This beautiful program of French music was chosen by Music Director Sir Simon Rattle and features world class soloists Leonidas Kavakos and Julia Bullock.
Book-ending this concert are two works by the master of orchestral texture, Maurice Ravel. First, Le tombeau de Couperin; an expertly orchestrated version of a 1914-17 piano piece that brings sharpness to the original’s classical dance rhythms. The work calls for an oboe soloist of virtuosic skill, which is expertly handled here by LSO Principal Olivier Stankiewicz. At the other end, Rattle closed the concert with the popular second suite from Daphnis et Chloé.
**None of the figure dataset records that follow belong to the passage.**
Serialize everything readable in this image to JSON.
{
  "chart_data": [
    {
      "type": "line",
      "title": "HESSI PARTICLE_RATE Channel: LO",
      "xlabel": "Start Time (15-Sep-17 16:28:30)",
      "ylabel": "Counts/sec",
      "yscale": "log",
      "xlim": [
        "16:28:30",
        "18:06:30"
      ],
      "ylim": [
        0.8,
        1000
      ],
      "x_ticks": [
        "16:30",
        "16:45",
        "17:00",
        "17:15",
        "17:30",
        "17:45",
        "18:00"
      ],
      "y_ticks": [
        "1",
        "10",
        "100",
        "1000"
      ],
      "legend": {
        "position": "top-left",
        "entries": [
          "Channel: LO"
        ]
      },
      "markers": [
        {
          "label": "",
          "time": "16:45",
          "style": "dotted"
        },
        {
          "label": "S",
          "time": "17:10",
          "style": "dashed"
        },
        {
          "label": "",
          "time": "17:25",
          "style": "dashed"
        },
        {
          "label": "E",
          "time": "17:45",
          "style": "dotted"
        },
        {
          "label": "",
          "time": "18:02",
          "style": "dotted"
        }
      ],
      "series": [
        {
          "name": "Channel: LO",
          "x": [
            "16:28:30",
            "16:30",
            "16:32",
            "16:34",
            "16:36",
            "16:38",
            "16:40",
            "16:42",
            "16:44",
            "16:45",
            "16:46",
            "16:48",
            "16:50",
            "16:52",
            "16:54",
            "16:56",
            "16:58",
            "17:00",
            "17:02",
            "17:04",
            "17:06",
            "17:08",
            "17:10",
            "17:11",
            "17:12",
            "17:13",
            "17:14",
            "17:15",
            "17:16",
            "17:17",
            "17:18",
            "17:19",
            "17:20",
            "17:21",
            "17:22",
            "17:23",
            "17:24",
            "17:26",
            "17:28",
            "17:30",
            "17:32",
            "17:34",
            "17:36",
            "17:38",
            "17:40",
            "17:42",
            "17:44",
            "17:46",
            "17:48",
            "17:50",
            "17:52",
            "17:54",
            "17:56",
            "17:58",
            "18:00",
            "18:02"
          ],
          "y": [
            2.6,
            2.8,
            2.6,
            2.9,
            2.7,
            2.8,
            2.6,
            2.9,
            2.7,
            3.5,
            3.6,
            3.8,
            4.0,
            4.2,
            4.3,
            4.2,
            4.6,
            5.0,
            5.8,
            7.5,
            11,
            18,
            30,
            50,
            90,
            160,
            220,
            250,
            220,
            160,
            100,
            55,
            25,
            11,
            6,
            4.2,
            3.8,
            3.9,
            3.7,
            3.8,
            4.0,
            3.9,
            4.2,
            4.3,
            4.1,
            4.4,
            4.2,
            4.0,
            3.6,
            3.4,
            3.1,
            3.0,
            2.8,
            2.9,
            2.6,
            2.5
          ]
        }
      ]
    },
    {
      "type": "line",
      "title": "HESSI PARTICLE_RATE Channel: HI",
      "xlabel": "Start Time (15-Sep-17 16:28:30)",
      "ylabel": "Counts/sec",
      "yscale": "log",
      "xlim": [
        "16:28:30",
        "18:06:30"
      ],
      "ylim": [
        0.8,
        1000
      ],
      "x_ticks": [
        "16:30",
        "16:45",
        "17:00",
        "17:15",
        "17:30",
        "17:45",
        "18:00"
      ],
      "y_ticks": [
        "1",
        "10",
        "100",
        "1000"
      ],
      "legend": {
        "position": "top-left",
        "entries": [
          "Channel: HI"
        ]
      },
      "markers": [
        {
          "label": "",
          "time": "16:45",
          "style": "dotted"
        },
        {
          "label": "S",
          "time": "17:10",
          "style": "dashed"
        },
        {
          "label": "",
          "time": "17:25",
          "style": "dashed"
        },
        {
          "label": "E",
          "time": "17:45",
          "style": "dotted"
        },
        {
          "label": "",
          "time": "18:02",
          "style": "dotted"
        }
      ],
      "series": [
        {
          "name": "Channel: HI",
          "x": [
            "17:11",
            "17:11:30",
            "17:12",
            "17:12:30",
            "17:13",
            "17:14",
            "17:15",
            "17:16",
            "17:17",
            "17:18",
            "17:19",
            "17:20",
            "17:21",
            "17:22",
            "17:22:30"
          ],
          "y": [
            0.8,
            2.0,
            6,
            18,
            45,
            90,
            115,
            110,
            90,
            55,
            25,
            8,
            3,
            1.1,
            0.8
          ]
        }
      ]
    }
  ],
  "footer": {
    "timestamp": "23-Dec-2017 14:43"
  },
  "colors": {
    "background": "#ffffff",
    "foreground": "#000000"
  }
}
Following Stankiewicz’s display of woodwind mastery, violinist Leonidas Kavakos presents his intepretation of Henri Dutilleux’s violin concerto L’arbre des songes. Composed between 1983 and 1985, the title translates as ‘The Tree of Dreams’ and the work is based on a process of continual growth and renewal. As the composer explained:
‘All in all the piece grows somewhat like a tree, for the constant multiplication and renewal of its branches is the lyrical essence of the tree.’ Rattle also presents a second work by Dutilleux, 1964’s Métaboles. Written for George Szell and the Cleveland Orchestra, it is a diverse sequence of orchestral études given symphonic coherence by stealthy motivic evolution.
Rounding out the program, American soprano Julia Bullock shines in Maurice Delage’s Quatre poèmes hindous. Written in 1912 for a chamber ensemble of two flutes, oboe, two clarinets, harp, and string quartet, this hidden gem has been described as ‘one of the first attempts to introduce the melodic and rhythmic forms of Indian music to the language of Western music’.